As a source of revenue, the carnival is highly inefficient. Many of the coupons are purchased by the students themselves and their immediate family and friends (which often belong to the same extended ACS old boys network). The goods and services in the carnival are provided by the students and paid for out of their pockets (or their families’ or friends’ or in-kind donations), which are then purchased by coupons. The result is a complicated series of transactions between closely related agents that tends to hide its effects - a regressive incidence that falls heavily on students and their families, with large overheads and expenses. Unlike a donation drive, this process loses much of the potential revenue in conversions, which is a highly inefficient way to transfer funds from students to the school. Some people might argue that the process itself ‘creates demand’ (or supply, depending how you look at it) like Say’s Law - the question then is whether the demand generates more revenue than the process loses through inefficiencies. My guess is that it does not. Alternative revenue streams might include soliciting direct and corporate donations.
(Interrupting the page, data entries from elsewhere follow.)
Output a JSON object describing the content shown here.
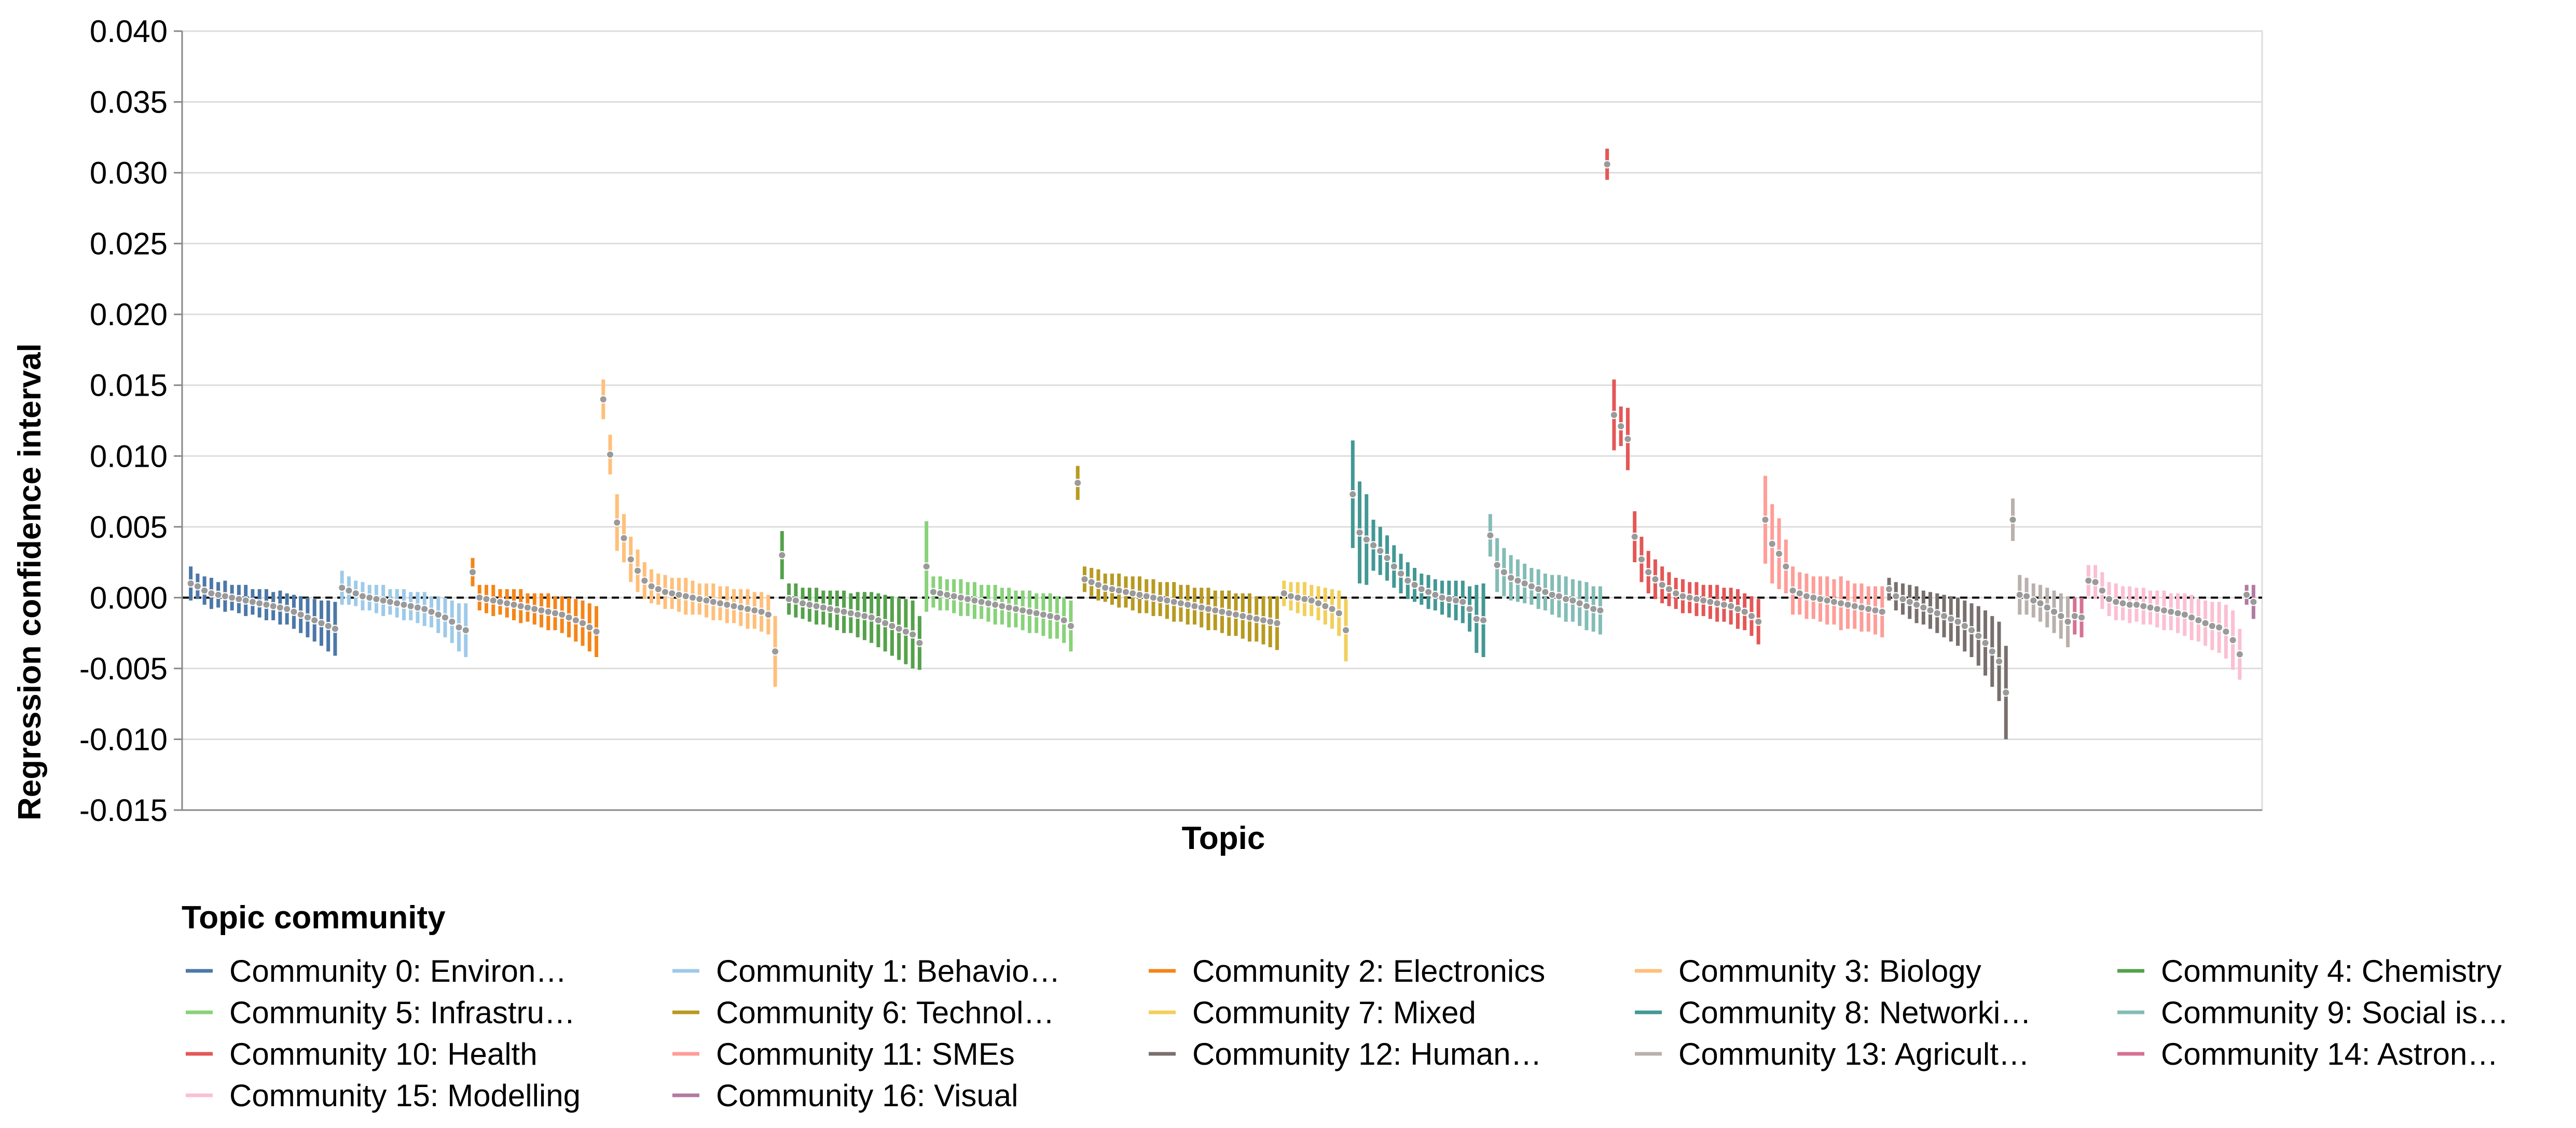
{
  "chart_data": {
    "type": "scatter",
    "mark": "point with vertical confidence-interval bars",
    "xlabel": "Topic",
    "ylabel": "Regression confidence interval",
    "ylim": [
      -0.015,
      0.04
    ],
    "yticks": [
      "0.040",
      "0.035",
      "0.030",
      "0.025",
      "0.020",
      "0.015",
      "0.010",
      "0.005",
      "0.000",
      "-0.005",
      "-0.010",
      "-0.015"
    ],
    "ytick_values": [
      0.04,
      0.035,
      0.03,
      0.025,
      0.02,
      0.015,
      0.01,
      0.005,
      0.0,
      -0.005,
      -0.01,
      -0.015
    ],
    "reference_line": 0.0,
    "grid": "horizontal",
    "legend_title": "Topic community",
    "legend_position": "bottom",
    "series": [
      {
        "name": "Community 0: Environ…",
        "color": "#4c78a8",
        "estimates": [
          0.001,
          0.0008,
          0.0005,
          0.0003,
          0.0002,
          0.0001,
          0.0,
          -0.0001,
          -0.0002,
          -0.0003,
          -0.0004,
          -0.0005,
          -0.0006,
          -0.0007,
          -0.0008,
          -0.001,
          -0.0012,
          -0.0014,
          -0.0016,
          -0.0018,
          -0.002,
          -0.0022
        ],
        "errors": [
          0.0012,
          0.0009,
          0.001,
          0.0011,
          0.0009,
          0.0011,
          0.0009,
          0.001,
          0.0011,
          0.0009,
          0.001,
          0.0011,
          0.001,
          0.0012,
          0.0011,
          0.0012,
          0.0013,
          0.0014,
          0.0015,
          0.0016,
          0.0018,
          0.0019
        ]
      },
      {
        "name": "Community 1: Behavio…",
        "color": "#9ecae9",
        "estimates": [
          0.0007,
          0.0005,
          0.0003,
          0.0001,
          0.0,
          -0.0001,
          -0.0002,
          -0.0003,
          -0.0004,
          -0.0005,
          -0.0006,
          -0.0007,
          -0.0008,
          -0.001,
          -0.0012,
          -0.0014,
          -0.0017,
          -0.0021,
          -0.0023
        ],
        "errors": [
          0.0012,
          0.001,
          0.0009,
          0.001,
          0.0009,
          0.001,
          0.0011,
          0.0009,
          0.001,
          0.0011,
          0.001,
          0.0011,
          0.0012,
          0.0011,
          0.0013,
          0.0014,
          0.0015,
          0.0017,
          0.0019
        ]
      },
      {
        "name": "Community 2: Electronics",
        "color": "#f58518",
        "estimates": [
          0.0018,
          0.0,
          -0.0001,
          -0.0002,
          -0.0003,
          -0.0004,
          -0.0005,
          -0.0006,
          -0.0007,
          -0.0008,
          -0.0009,
          -0.001,
          -0.0011,
          -0.0012,
          -0.0014,
          -0.0016,
          -0.0018,
          -0.0021,
          -0.0024
        ],
        "errors": [
          0.001,
          0.0009,
          0.001,
          0.0011,
          0.0009,
          0.001,
          0.0011,
          0.0012,
          0.001,
          0.0011,
          0.0012,
          0.0013,
          0.0012,
          0.0013,
          0.0014,
          0.0015,
          0.0016,
          0.0017,
          0.0018
        ]
      },
      {
        "name": "Community 3: Biology",
        "color": "#ffbf79",
        "estimates": [
          0.014,
          0.0101,
          0.0053,
          0.0042,
          0.0027,
          0.0019,
          0.0012,
          0.0008,
          0.0006,
          0.0004,
          0.0003,
          0.0002,
          0.0001,
          0.0,
          -0.0001,
          -0.0002,
          -0.0003,
          -0.0004,
          -0.0005,
          -0.0006,
          -0.0007,
          -0.0008,
          -0.0009,
          -0.001,
          -0.0012,
          -0.0038
        ],
        "errors": [
          0.0014,
          0.0014,
          0.002,
          0.0017,
          0.0016,
          0.0015,
          0.0013,
          0.0012,
          0.0011,
          0.0012,
          0.0011,
          0.0012,
          0.0013,
          0.0012,
          0.0011,
          0.0012,
          0.0013,
          0.0012,
          0.0013,
          0.0012,
          0.0013,
          0.0014,
          0.0013,
          0.0014,
          0.0014,
          0.0025
        ]
      },
      {
        "name": "Community 4: Chemistry",
        "color": "#54a24b",
        "estimates": [
          0.003,
          -0.0001,
          -0.0002,
          -0.0004,
          -0.0005,
          -0.0006,
          -0.0007,
          -0.0008,
          -0.0009,
          -0.001,
          -0.0011,
          -0.0012,
          -0.0013,
          -0.0014,
          -0.0016,
          -0.0018,
          -0.002,
          -0.0022,
          -0.0024,
          -0.0026,
          -0.0032
        ],
        "errors": [
          0.0017,
          0.0011,
          0.0012,
          0.0011,
          0.0012,
          0.0013,
          0.0012,
          0.0013,
          0.0014,
          0.0015,
          0.0014,
          0.0016,
          0.0017,
          0.0018,
          0.0019,
          0.002,
          0.0021,
          0.0022,
          0.0023,
          0.0024,
          0.0019
        ]
      },
      {
        "name": "Community 5: Infrastru…",
        "color": "#88d27a",
        "estimates": [
          0.0022,
          0.0004,
          0.0003,
          0.0002,
          0.0001,
          0.0,
          -0.0001,
          -0.0002,
          -0.0003,
          -0.0004,
          -0.0005,
          -0.0006,
          -0.0007,
          -0.0008,
          -0.0009,
          -0.001,
          -0.0011,
          -0.0012,
          -0.0013,
          -0.0014,
          -0.0016,
          -0.002
        ],
        "errors": [
          0.0032,
          0.0011,
          0.0012,
          0.0011,
          0.0012,
          0.0013,
          0.0012,
          0.0013,
          0.0012,
          0.0013,
          0.0014,
          0.0013,
          0.0014,
          0.0013,
          0.0014,
          0.0015,
          0.0014,
          0.0015,
          0.0016,
          0.0015,
          0.0016,
          0.0018
        ]
      },
      {
        "name": "Community 6: Technol…",
        "color": "#b79a20",
        "estimates": [
          0.0081,
          0.0013,
          0.0011,
          0.0009,
          0.0007,
          0.0006,
          0.0005,
          0.0004,
          0.0003,
          0.0002,
          0.0001,
          0.0,
          -0.0001,
          -0.0002,
          -0.0003,
          -0.0004,
          -0.0005,
          -0.0006,
          -0.0007,
          -0.0008,
          -0.0009,
          -0.001,
          -0.0011,
          -0.0012,
          -0.0013,
          -0.0014,
          -0.0015,
          -0.0016,
          -0.0017,
          -0.0018
        ],
        "errors": [
          0.0012,
          0.0009,
          0.001,
          0.0011,
          0.001,
          0.0011,
          0.0012,
          0.0011,
          0.0012,
          0.0013,
          0.0012,
          0.0013,
          0.0012,
          0.0013,
          0.0014,
          0.0013,
          0.0014,
          0.0013,
          0.0014,
          0.0015,
          0.0014,
          0.0015,
          0.0016,
          0.0015,
          0.0016,
          0.0017,
          0.0016,
          0.0017,
          0.0018,
          0.0019
        ]
      },
      {
        "name": "Community 7: Mixed",
        "color": "#f2cf5b",
        "estimates": [
          0.0003,
          0.0001,
          0.0,
          -0.0001,
          -0.0002,
          -0.0004,
          -0.0006,
          -0.0008,
          -0.0011,
          -0.0023
        ],
        "errors": [
          0.0009,
          0.001,
          0.0011,
          0.0012,
          0.0011,
          0.0012,
          0.0013,
          0.0014,
          0.0016,
          0.0022
        ]
      },
      {
        "name": "Community 8: Networki…",
        "color": "#439894",
        "estimates": [
          0.0073,
          0.0046,
          0.0041,
          0.0037,
          0.0033,
          0.0028,
          0.0022,
          0.0017,
          0.0012,
          0.0009,
          0.0006,
          0.0004,
          0.0002,
          0.0,
          -0.0001,
          -0.0002,
          -0.0003,
          -0.0008,
          -0.0015,
          -0.0016
        ],
        "errors": [
          0.0038,
          0.0036,
          0.0032,
          0.0018,
          0.0017,
          0.0016,
          0.0015,
          0.0014,
          0.0013,
          0.0012,
          0.0011,
          0.0012,
          0.0011,
          0.0012,
          0.0013,
          0.0014,
          0.0015,
          0.0016,
          0.0024,
          0.0026
        ]
      },
      {
        "name": "Community 9: Social is…",
        "color": "#83bcb6",
        "estimates": [
          0.0044,
          0.0023,
          0.0018,
          0.0014,
          0.0012,
          0.001,
          0.0008,
          0.0006,
          0.0004,
          0.0002,
          0.0001,
          -0.0001,
          -0.0002,
          -0.0004,
          -0.0006,
          -0.0008,
          -0.0009
        ],
        "errors": [
          0.0015,
          0.0019,
          0.0017,
          0.0016,
          0.0015,
          0.0014,
          0.0013,
          0.0014,
          0.0013,
          0.0014,
          0.0015,
          0.0016,
          0.0015,
          0.0016,
          0.0017,
          0.0016,
          0.0017
        ]
      },
      {
        "name": "Community 10: Health",
        "color": "#e45756",
        "estimates": [
          0.0306,
          0.0129,
          0.0121,
          0.0112,
          0.0043,
          0.0027,
          0.0018,
          0.0013,
          0.0009,
          0.0006,
          0.0003,
          0.0001,
          0.0,
          -0.0001,
          -0.0002,
          -0.0003,
          -0.0004,
          -0.0005,
          -0.0006,
          -0.0008,
          -0.001,
          -0.0013,
          -0.0017
        ],
        "errors": [
          0.0011,
          0.0025,
          0.0014,
          0.0022,
          0.0018,
          0.0016,
          0.0015,
          0.0014,
          0.0013,
          0.0012,
          0.0011,
          0.0012,
          0.0011,
          0.0012,
          0.0011,
          0.0012,
          0.0013,
          0.0012,
          0.0013,
          0.0014,
          0.0013,
          0.0014,
          0.0016
        ]
      },
      {
        "name": "Community 11: SMEs",
        "color": "#ff9d98",
        "estimates": [
          0.0055,
          0.0038,
          0.0031,
          0.0022,
          0.0005,
          0.0003,
          0.0001,
          0.0,
          -0.0001,
          -0.0002,
          -0.0003,
          -0.0004,
          -0.0005,
          -0.0006,
          -0.0007,
          -0.0008,
          -0.0009,
          -0.001
        ],
        "errors": [
          0.0031,
          0.0028,
          0.0025,
          0.0019,
          0.0017,
          0.0015,
          0.0016,
          0.0015,
          0.0016,
          0.0017,
          0.0016,
          0.0019,
          0.0017,
          0.0016,
          0.0017,
          0.0016,
          0.0017,
          0.0018
        ]
      },
      {
        "name": "Community 12: Human…",
        "color": "#79706e",
        "estimates": [
          0.0006,
          0.0001,
          -0.0001,
          -0.0003,
          -0.0005,
          -0.0007,
          -0.0009,
          -0.0011,
          -0.0013,
          -0.0015,
          -0.0017,
          -0.002,
          -0.0023,
          -0.0027,
          -0.0032,
          -0.0038,
          -0.0045,
          -0.0067
        ],
        "errors": [
          0.0008,
          0.001,
          0.0011,
          0.0012,
          0.0013,
          0.0012,
          0.0013,
          0.0014,
          0.0015,
          0.0016,
          0.0017,
          0.0018,
          0.0019,
          0.0021,
          0.0023,
          0.0025,
          0.0028,
          0.0033
        ]
      },
      {
        "name": "Community 13: Agricult…",
        "color": "#bab0ac",
        "estimates": [
          0.0055,
          0.0002,
          0.0001,
          -0.0002,
          -0.0004,
          -0.0007,
          -0.001,
          -0.0013,
          -0.0017
        ],
        "errors": [
          0.0015,
          0.0014,
          0.0013,
          0.0012,
          0.0013,
          0.0014,
          0.0015,
          0.0016,
          0.0018
        ]
      },
      {
        "name": "Community 14: Astron…",
        "color": "#d67195",
        "estimates": [
          -0.0013,
          -0.0014
        ],
        "errors": [
          0.0013,
          0.0014
        ]
      },
      {
        "name": "Community 15: Modelling",
        "color": "#fcbfd2",
        "estimates": [
          0.0012,
          0.0011,
          0.0005,
          -0.0001,
          -0.0003,
          -0.0004,
          -0.0005,
          -0.0005,
          -0.0006,
          -0.0007,
          -0.0008,
          -0.0009,
          -0.001,
          -0.0011,
          -0.0012,
          -0.0014,
          -0.0016,
          -0.0018,
          -0.002,
          -0.0021,
          -0.0024,
          -0.003,
          -0.004
        ],
        "errors": [
          0.0011,
          0.0012,
          0.0013,
          0.0012,
          0.0013,
          0.0012,
          0.0013,
          0.0012,
          0.0013,
          0.0012,
          0.0013,
          0.0014,
          0.0013,
          0.0014,
          0.0015,
          0.0016,
          0.0015,
          0.0016,
          0.0017,
          0.0018,
          0.0019,
          0.0021,
          0.0018
        ]
      },
      {
        "name": "Community 16: Visual",
        "color": "#b279a2",
        "estimates": [
          0.0002,
          -0.0003
        ],
        "errors": [
          0.0007,
          0.0012
        ]
      }
    ]
  }
}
I won’t even talk about opportunity cost here.
The second issue of cohesion is vitally important, as much of ACS’s appeal is to a sense of identification with the school even decades after graduation. The Ivy League schools amass huge alumni donation rates because of this brand identification. This is partly material (networking benefits, alumni connections, some prestige that comes with association) and partly sentimental. Fun-o-rama is a powerful experience - yet many of the ways it functions is detrimental to this purpose. Purchasing (and selling) coupons is often coercive rather than voluntary, often playing on tunes of guilt and duty. Students, family, friends, and alums are all subjected to an increasingly hard-sell campaign. This tends to drain rather than build goodwill.
The problem is that many people can identify these problems but tend to conflate the two issues. They rationalize the inefficient revenue process with the community goodwill it (supposedly) generates, or they rationalize its coercive nature with the need to generate revenue (however inefficiently). My answer is to delink these two purposes - Fun-o-rama must reform itself into a purely cohesive activity (its core compentency) and forget profit (which it was never suited for). This will allow carnival organizers to relax and focus on creating a great (and completely voluntary) experience that students will remember.
However, I fear that ACS’s culture will make reform unlikely. The hard-sell nature of fun-o-rama comes from a hard-sell of all ACS paraphenalia - I’ve bought all kinds of ACS pins, mugs, bears, tickets, coupons etc. We have reached a point where overloading alums will have negative returns. Yet we never seem to learn.
I will write more on alternative revenue streams for ACS in the future.